= Santa Maria delle Panette, Monte San Giusto =

Roman Catholic church in Monte San Giusto, Italy

Santa Maria delle Panette is a Baroque-style Roman Catholic church and Marian shrine located at the fork of Via Maria Concezione and Via delle Panette, about 400 meters from the western edge of the historic center of the town of Monte San Giusto, province of Macerata, in the region of Marche, Italy.

==History==
An aedicule with a painting of the Virgin, flanked by St James and St John was located at the site, the home of a charitable Confraternity engaged in providing food to the needy and pilgrims. The distribution of bread (pane) by the fraternity garnered the name of the Vergine delle Pannette to the image. Apparently, tradition holds that a poor peasant girl, after praying to the virgin for bread for her mother, was miraculously rewarded with loaves. This led to popular veneration of the icon.

It was decided by the archbishop of Fermo, Alessandro Borgia, to entrust the local administrator Alessandro Bonafede Seniore to build a church to house the image and faithful. The architect Gaetano Maggi was commissioned a design at the cost of 3000 scudi. Construction began in 1739.

The brick facade has a concave front, and the layout is that of a greek cross.

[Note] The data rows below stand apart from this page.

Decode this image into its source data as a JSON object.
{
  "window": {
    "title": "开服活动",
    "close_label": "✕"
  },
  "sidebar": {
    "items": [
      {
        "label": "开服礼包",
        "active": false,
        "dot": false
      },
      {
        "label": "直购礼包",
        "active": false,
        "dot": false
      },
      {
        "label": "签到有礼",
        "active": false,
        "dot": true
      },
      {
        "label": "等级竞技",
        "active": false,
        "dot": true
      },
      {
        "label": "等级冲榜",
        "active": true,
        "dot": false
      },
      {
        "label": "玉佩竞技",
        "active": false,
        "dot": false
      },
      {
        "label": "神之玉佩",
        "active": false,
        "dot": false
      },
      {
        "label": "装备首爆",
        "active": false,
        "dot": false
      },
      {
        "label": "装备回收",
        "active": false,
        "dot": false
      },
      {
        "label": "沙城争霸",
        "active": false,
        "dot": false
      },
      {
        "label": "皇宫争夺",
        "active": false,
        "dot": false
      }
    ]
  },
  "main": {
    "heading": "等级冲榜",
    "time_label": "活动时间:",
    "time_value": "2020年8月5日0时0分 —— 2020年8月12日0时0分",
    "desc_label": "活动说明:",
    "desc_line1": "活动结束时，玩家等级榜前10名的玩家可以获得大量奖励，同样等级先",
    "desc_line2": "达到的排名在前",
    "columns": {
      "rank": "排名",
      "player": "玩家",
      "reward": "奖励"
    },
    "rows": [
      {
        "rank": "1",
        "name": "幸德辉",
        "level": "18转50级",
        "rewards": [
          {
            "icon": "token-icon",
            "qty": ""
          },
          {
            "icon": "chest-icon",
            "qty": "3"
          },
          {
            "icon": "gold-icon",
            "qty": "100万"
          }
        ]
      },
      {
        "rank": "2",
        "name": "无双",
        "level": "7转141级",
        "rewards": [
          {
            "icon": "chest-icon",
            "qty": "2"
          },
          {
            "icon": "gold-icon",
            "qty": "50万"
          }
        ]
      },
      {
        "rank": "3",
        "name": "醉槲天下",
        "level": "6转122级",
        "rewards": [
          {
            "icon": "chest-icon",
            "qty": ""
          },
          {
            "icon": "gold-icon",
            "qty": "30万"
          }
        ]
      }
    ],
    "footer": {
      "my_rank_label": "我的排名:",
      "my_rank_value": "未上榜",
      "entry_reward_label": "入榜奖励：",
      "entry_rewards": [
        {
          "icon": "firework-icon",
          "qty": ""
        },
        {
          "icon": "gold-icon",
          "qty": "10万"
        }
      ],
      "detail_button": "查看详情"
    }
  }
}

A paraphrased 1771 description of the church by Giovanni Battista Vassalli notes: (The church) situated not far from (town), circa 20 footsteps of Italian miles in a public road...(The church) is formed to two orders of architecture: the first Doric ... the top Ionic ... Everything is finely ... proportioned in its architecture...the interior ... is built in a square shape, held up by the four pilasters .. which create openings for the main apse and two lateral chapels; each pilaster has two free standing columns, and all is finely squared with stucco. A further set of corinthian pilasters support four arches that frame the apses of each chapel, well decorated with stucco. The interior is lit by large windows in the chapel and entrance and eight small circular windows in the cupola. The interior is painted in plain colors. The icon of the virgin was repainted in 1830 by Serafino Orsini.